Nos últimos 30 anos, ou seja, desde o processo da redemocratização, convivemos com situações paradoxais no Brasil. Enquanto houve uma ampliação de direitos e acesso à cidadania em muitos segmentos da vida social, na área da segurança pública e justiça criminal ainda convivemos com indicadores idênticos aos estados de exceção:
o número de homicídios foi aumentando gradativamente e se transformou numa catástrofe nacional, dizimando principalmente a vida dos negros, pobres e jovens;
temos a terceira maior população prisional do mundo: cerca de 720 mil presos, sendo que quase 300 mil não têm sentença definitiva;
uma política de guerra às drogas entope as prisões de “aviõezinhos” e é leniente com os grandes traficantes e distribuidores de drogas;
uma das polícias mais violentas do mundo, sem controle externo de fato, é responsável por parte considerável dos homicídios;
uma legislação antiterrorismo (sem terrorismo no Brasil) criminaliza líderes e movimentos sociais e concede às polícias, Ministério Público e Justiça o direito sobre a vida, a morte e a liberdade do cidadão;
um sistema criminal ineficiente, moroso e elitista corrobora com a seletividade da justiça;
há péssimos indicadores de outras violências: contra a mulher, crianças, LGBT, indígenas, camponeses, etc.

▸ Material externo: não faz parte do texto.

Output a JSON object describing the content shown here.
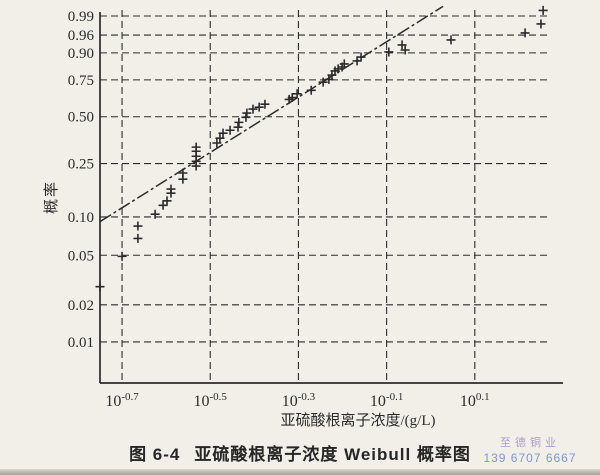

O direito à segurança é um direito-síntese. Ou seja, numa sociedade altamente desigual, violenta e injusta como a nossa, o Estado somente conseguirá garantir os direitos humanos (direito à vida, saúde, educação, assistência…) se investir numa política pública de garantia do direito à segurança para todos, isonômica e indistintamente.
Para que isso ocorra é preciso, urgentemente, reformas estruturais nos sistemas de justiça e segurança pública para uma verdadeira democratização do nosso país.
Robson Sávio Reis Souza é pesquisador da área violência e da segurança pública e é membro da equipe executiva do Observatório da Evangelização.